A masterpiece of the Renaissance, Leonardo da Vinci's Mona Lisa is known the world over, and every year, millions visit the Louvre in Paris to see this work of art up close. Last Sunday, a 36-year-old man disguised as an elderly woman in a wheelchair got too close — he stood up and smeared a piece of cake on the bulletproof glass protecting the painting. As he was led away by security guards, the man said in French, "Think about the Earth. There are people who are destroying the Earth. ... All artists tell you, think about the Earth — this is why I did this. Think about the planet." In a statement, the Louvre said the painting wasn't damaged by the pastry.

Has the Mona Lisa faced prior attacks? 

This was just one of the Mona Lisa's many brushes with danger. The first came in 1911, when an Italian handyman and former Louvre worker named Vincenzo Peruggia — who helped construct the Mona Lisa's protective frame — swiped the painting. This theft is what made the Mona Lisa famous on a global scale — before that, it was considered one of Leonardo's minor works, ARTnews reports, but the disappearance made headlines and got the world interested in its whereabouts.

Peruggia held onto the Mona Lisa for about two years, hiding it in a trunk in his apartment, before he tried to sell it to an art dealer in Florence. The dealer notified the director of the Uffizi Galleries, who in turn tipped off the police. Peruggia maintained that the painting never should have left Italy and he was right to bring it back, but the legal system disagreed; he spent six months in prison, and the Mona Lisa said arrivederci to the motherland.

The Mona Lisa led a peaceful existence for the next several decades, until being subjected to multiple attacks in 1956. Someone first tried — and failed — to use a razor blade to damage the painting, ARTnews says, and another person threw acid on it during an exhibition in Montauban, France (it was at this point the decision was made to put glass in front of the painting or risk it being ruined beyond repair). Later that year, a Bolivian man named Hugo Unjaga Villegas chucked a rock at the work of art. "I had a stone in my pocket and suddenly the idea to throw it came to mind," he matter-of-factly explained at the time. The Mona Lisa was only slightly damaged; the rock chipped off a tiny speck of paint, but restorers were able to quickly make the repair.

In a rare international trip, the Mona Lisa left the Louvre in 1974 and headed to the National Museum in Tokyo. A Japanese woman named Tomoko Yonezu objected to the museum's treatment of people with disabilities, and on the first day the Mona Lisa was on display to the public, Yonezu tried to spray red paint on the masterpiece. No damage was done, but Yonezu was arrested and charged with a misdemeanor; she was found guilty and had to pay a 3,000 yen fine. Her stunt actually did make a difference — the National Museum scheduled a day when just people with disabilities could view the Mona Lisa.

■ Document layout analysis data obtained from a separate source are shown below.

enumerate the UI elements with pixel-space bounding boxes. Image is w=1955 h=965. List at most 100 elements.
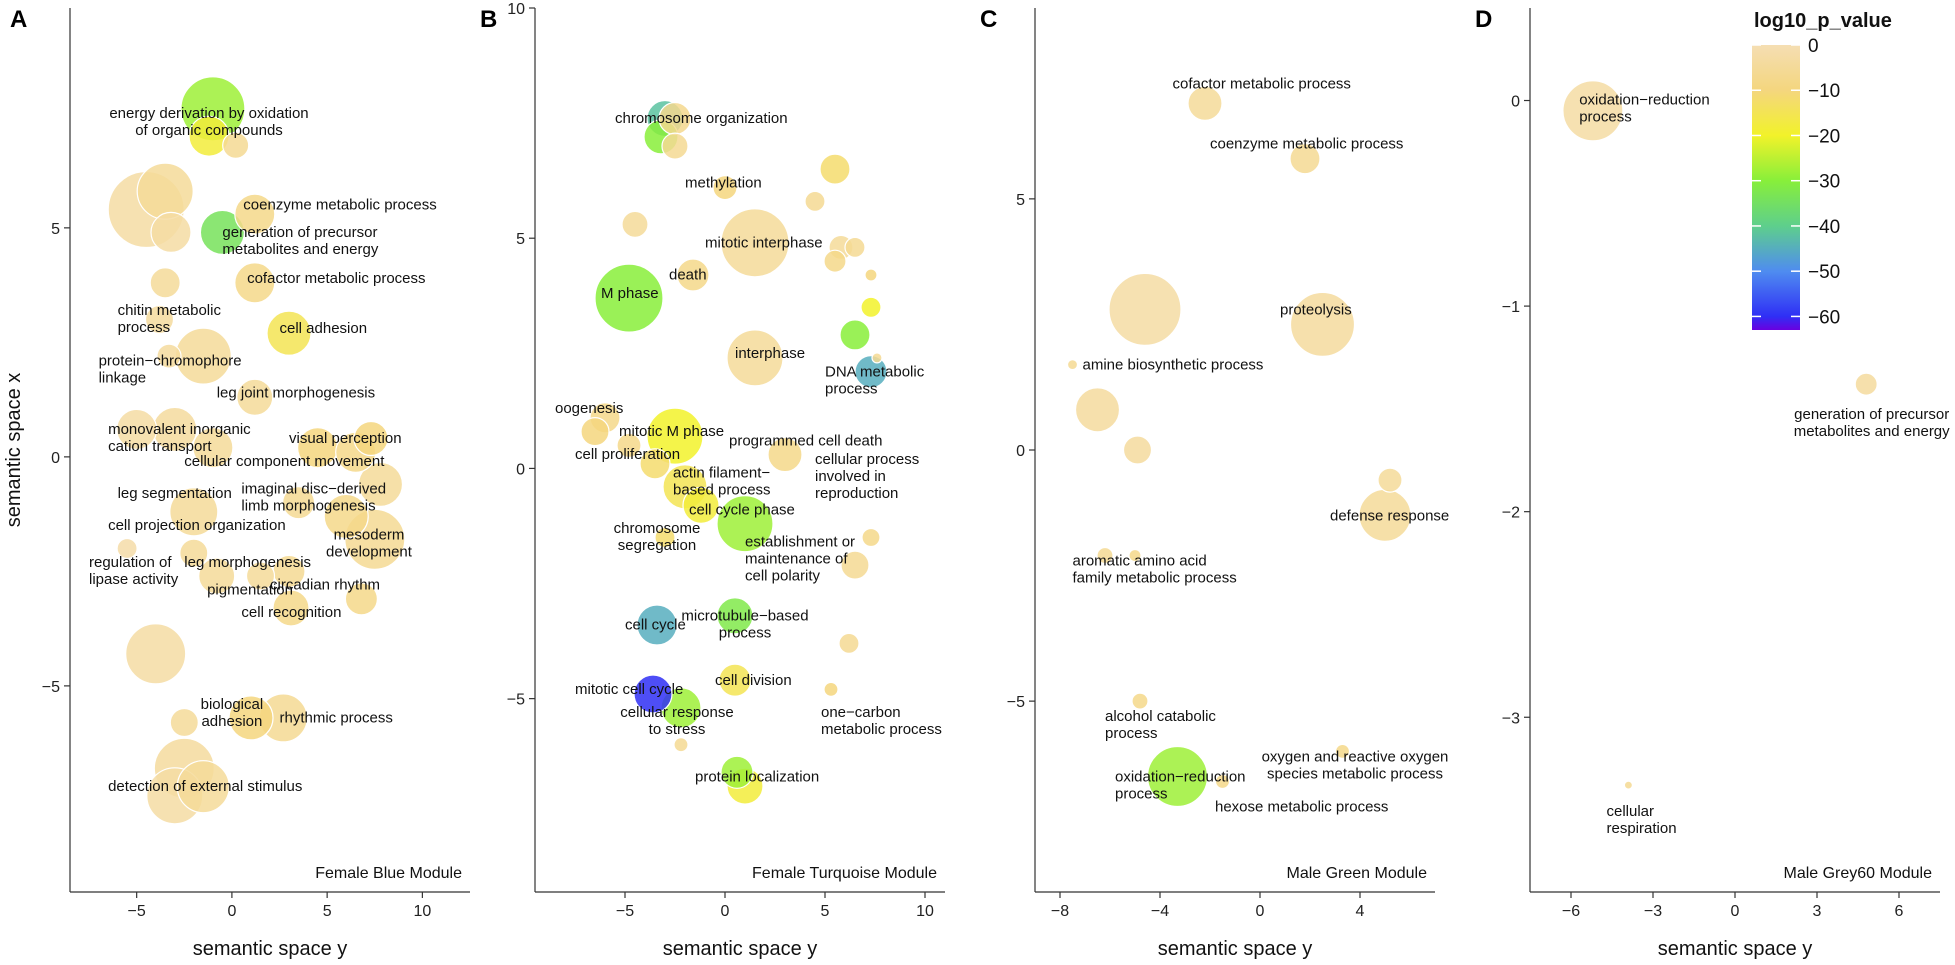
term-label-line: family metabolic process	[1073, 570, 1237, 587]
term-label-B-21: one−carbon metabolic process	[821, 704, 942, 738]
term-label-line: cellular component movement	[184, 453, 385, 470]
term-label-B-22: protein localization	[695, 769, 819, 786]
x-tick-label-C-1: −4	[1151, 903, 1169, 920]
x-tick-label-B-3: 10	[916, 903, 934, 920]
term-label-B-0: chromosome organization	[615, 110, 788, 127]
bubble-B-34	[860, 296, 882, 318]
term-label-A-7: leg joint morphogenesis	[217, 384, 375, 401]
term-label-line: oxidation−reduction	[1579, 92, 1710, 109]
x-tick-label-A-0: −5	[128, 903, 146, 920]
bubble-D-2	[1623, 780, 1634, 790]
term-label-line: process	[1579, 109, 1632, 126]
term-label-line: oogenesis	[555, 400, 623, 417]
bubble-A-12	[266, 310, 312, 356]
term-label-line: process	[1115, 786, 1168, 803]
bubble-B-21	[839, 319, 871, 351]
term-label-line: process	[118, 319, 171, 336]
term-label-line: amine biosynthetic process	[1083, 357, 1264, 374]
legend-tick-label-6: −60	[1808, 307, 1840, 328]
term-label-line: aromatic amino acid	[1073, 553, 1207, 570]
term-label-C-8: oxidation−reduction process	[1115, 769, 1246, 803]
bubble-B-18	[718, 663, 752, 697]
bubble-C-8	[1377, 467, 1403, 493]
term-label-line: reproduction	[815, 485, 898, 502]
y-tick-label-D-1: −2	[1502, 505, 1520, 522]
term-label-line: actin filament−	[673, 465, 770, 482]
bubble-B-41	[871, 352, 883, 364]
term-label-line: oxidation−reduction	[1115, 769, 1246, 786]
legend-title: log10_p_value	[1754, 10, 1892, 32]
bubble-B-17	[854, 355, 888, 389]
x-tick-label-C-3: 4	[1356, 903, 1365, 920]
term-label-line: process	[719, 624, 772, 641]
term-label-A-3: cofactor metabolic process	[247, 270, 425, 287]
bubble-C-6	[1289, 143, 1321, 175]
bubble-C-11	[1214, 773, 1231, 790]
term-label-line: leg joint morphogenesis	[217, 384, 375, 401]
term-label-B-6: DNA metabolic process	[825, 363, 925, 397]
term-label-line: metabolic process	[821, 721, 942, 738]
term-label-C-5: aromatic amino acid family metabolic proc…	[1073, 553, 1237, 587]
bubble-A-32	[149, 267, 181, 299]
panel-D: oxidation−reduction process generation of …	[1475, 6, 1950, 960]
bubble-A-38	[156, 343, 182, 369]
term-label-line: methylation	[685, 175, 762, 192]
term-label-line: mitotic interphase	[705, 234, 823, 251]
term-label-line: process	[825, 380, 878, 397]
term-label-line: M phase	[601, 285, 659, 302]
term-label-line: circadian rhythm	[270, 577, 380, 594]
term-label-line: cell adhesion	[280, 320, 368, 337]
term-label-A-6: protein−chromophore linkage	[99, 352, 242, 386]
term-label-line: cellular	[1607, 803, 1655, 820]
term-label-line: metabolites and energy	[1794, 423, 1950, 440]
term-label-B-12: actin filament− based process	[673, 465, 771, 499]
term-label-A-5: cell adhesion	[280, 320, 368, 337]
bubble-B-39	[673, 737, 689, 753]
legend-tick-label-4: −40	[1808, 217, 1840, 238]
term-label-A-1: coenzyme metabolic process	[243, 197, 436, 214]
term-label-A-17: circadian rhythm	[270, 577, 380, 594]
panel-A: energy derivation by oxidation of organic…	[3, 6, 470, 960]
bubble-B-11	[716, 597, 754, 635]
bubble-B-31	[823, 249, 847, 273]
term-label-line: energy derivation by oxidation	[109, 105, 308, 122]
bubble-B-37	[861, 527, 881, 548]
bubble-B-1	[594, 263, 664, 333]
bubble-A-15	[323, 493, 369, 540]
bubble-C-14	[1066, 359, 1079, 371]
bubble-A-21	[116, 408, 158, 450]
term-label-line: cellular process	[815, 451, 919, 468]
bubble-B-32	[804, 190, 826, 212]
x-tick-label-B-2: 5	[821, 903, 830, 920]
bubble-B-26	[661, 132, 689, 160]
term-label-A-2: generation of precursor metabolites and e…	[222, 224, 378, 258]
bubble-A-19	[234, 193, 276, 235]
x-tick-label-C-0: −8	[1051, 903, 1069, 920]
term-label-line: cofactor metabolic process	[247, 270, 425, 287]
term-label-D-1: generation of precursor metabolites and e…	[1794, 406, 1950, 440]
bubble-C-13	[1128, 548, 1142, 563]
module-label-B: Female Turquoise Module	[752, 865, 937, 882]
x-tick-label-D-3: 3	[1813, 903, 1822, 920]
bubble-A-20	[234, 262, 276, 304]
y-tick-label-B-0: −5	[507, 692, 525, 709]
term-label-line: cell proliferation	[575, 446, 680, 463]
term-label-A-11: imaginal disc−derived limb morphogenesis	[241, 481, 386, 515]
panel-letter-C: C	[980, 6, 997, 33]
term-label-line: establishment or	[745, 534, 855, 551]
term-label-line: programmed cell death	[729, 432, 882, 449]
bubble-B-19	[720, 755, 754, 789]
bubble-C-1	[1289, 291, 1356, 357]
term-label-line: rhythmic process	[280, 710, 393, 727]
bubble-B-2	[726, 329, 784, 387]
term-label-B-11: cellular process involved in reproduction	[815, 451, 919, 502]
bubble-B-33	[844, 236, 866, 258]
panel-B: chromosome organization methylation mitoti…	[480, 1, 945, 960]
bubble-B-24	[580, 417, 610, 447]
term-label-line: cation transport	[108, 438, 212, 455]
term-label-line: maintenance of	[745, 551, 848, 568]
color-legend: log10_p_value 0 −10 −20 −30 −40 −50 −60	[1752, 10, 1892, 330]
module-label-C: Male Green Module	[1286, 865, 1427, 882]
legend-tick-label-3: −30	[1808, 172, 1840, 193]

More than 30 years later, the Mona Lisa's protective glass once again shielded her from an attack, this time involving a teacup. In August 2009, a Russian woman reached into her purse, grabbed the cup, and hurled it at the Mona Lisa. The painting was undisturbed, and the only victim was the innocent piece of porcelain. The Louvre said the woman was upset over being denied French citizenship, and a police spokesman told The New York Times she was taken to undergo a psychiatric exam.

Does the painting need better protection?

After this attack, the Louvre decided it was time to boost the Mona Lisa's security once again. Since 2019, the painting has been behind a more transparent piece of bulletproof glass. Not only does this upgraded glass offer better protection of the Mona Lisa, but it "really gives the impression of being very close to the painting," Vincent Delieuvin, curator of 16th-century Italian art at the Louvre, told Reuters.

What is it about the Mona Lisa that gets people to become thieves, vandals, and destroyers of perfectly good teacups? It's clear that when people attack the Mona Lisa, they bring attention to themselves and their causes, but there are other icons and symbols in the world that don't receive as much abuse. "I'm not sure that I feel like there's anything about the painting itself that elicits this reaction," Cammy Brothers, associate professor of art history at Northeastern University, told NPR. "I think it's very much the kind of mystique that is created culturally around it."